I don't like noodles in the first place, and this noodles are soaked like this. But I was hungry, and I was lazy, so I ate hard, and after two bites, it was so disgusting that I ran to vomit.

One of the things I'm most worried about right now is that I can't hold on to my mom.

Anyway, Li Hua can come back tomorrow, and when he comes back, I can stop living here. But in the evening, Li Hua called me and said that he would not come back tomorrow, and the workers there had a fight and a human life was killed.

I became angry and said cruel words to him, "If you don't come back, I will go to the hospital tomorrow to have an abortion!"

Li Hua persuaded me over there to extinguish the fire, and repeatedly promised to come back as soon as possible. I can't extinguish this fire, I'm very annoyed with him now, I've been scolding him, I said, "It's all your fault, you're fine, I'm the one who suffers!"

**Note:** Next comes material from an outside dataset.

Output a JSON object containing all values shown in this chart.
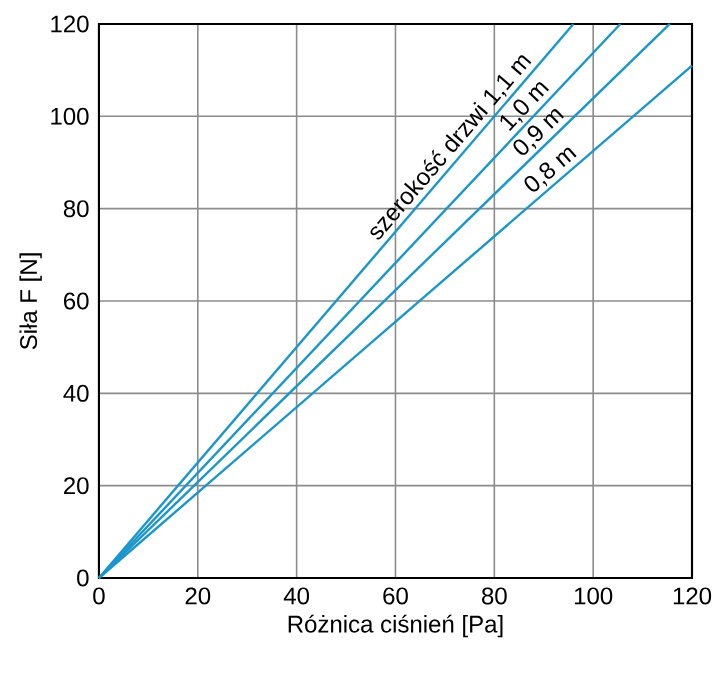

I started crying and scolding, and he actively admitted his mistakes, but I was still angry. Actually, I also know that I can't blame him entirely, I didn't pay attention to it myself, but I just want to blame him now.

He didn't come back the next day, and I didn't really run to the hospital for surgery, and I didn't want to go on my own.

I kept urging him to come back quickly, saying cruel things every day, scolding him every day, scolding him like a grandson, he had nothing to say, he kept promising to come home every day.

I said, "If you don't come back, my mom will know, what should I do?" ”

Li Hua said: "Listen to me, go to the hospital tomorrow for a B-ultrasound examination, okay?"

This is the kind of conversation we have to say several times a day. It's not that I don't know that I want to go for a check-up, I just don't want to go by myself, I don't have any desire now, I just want to go for a check-up, or go for surgery, he can accompany me.

After all, I went on my own, because I wanted to determine how long I was pregnant, because Li Baitian said that the longer this matter dragged on, the more troublesome it became.

B ultrasound made it, saying that it was 42 days pregnant, and I don't know how to calculate it. I asked if Jian was healthy, and the doctor who did the ultrasound said that he couldn't see it now, and now he could be sure that there was no danger of ectopic pregnancy in the uterus.

I went to the doctor with the list, and the doctor glanced behind me, "Alone?"

Me: "Hmm. ”

The doctor may have counted, my age, come alone, usually this child just don't want it. Still, she asked, "Ready?"

I hesitated, "I haven't thought about it yet." ”

The doctor closed the medical record and handed it to me and said, "Then think about it." If you can, if you don't, the sooner you don't, the less harm you will do to your body. ”

It's pretty much common sense, I know, and I nodded.

I didn't ask a lot of words in front of the doctor, maybe I was too thin-skinned, maybe it was because I came alone, and I didn't feel confident in what I said or did.

I was sick some time ago, and I had to take medicine and injections, and I had a high fever.

I pretended to be okay and asked my mom what would happen if I got sick when I was pregnant. My mother chattered, saying that the daughter-in-law of whom's family took medicine and injections when she was pregnant earlier, and only found out that it was a deformity after a few months of pregnancy, and then she induced labor. Who is the daughter-in-law of who's family, and how is it......

I realized that I shouldn't have asked my mom about this, because my mom didn't have anything good in her mouth.

So I found the phone number of the obstetrics and gynecology department of several hospitals from the Internet, and I was able to ask questions on the phone. This time the question was comprehensive.

I asked several, and the answers were somewhat different because of the different attributes of the hospital. As for regular hospitals, that is, from the perspective of eugenics, it is recommended not to. Private hospitals are determined not to be wanted. The regular hospital said that the fetus was short, and the first time it was recommended to have a drug flow, and the private hospital said that there was a minimally invasive visual and painless one, and it should be done early.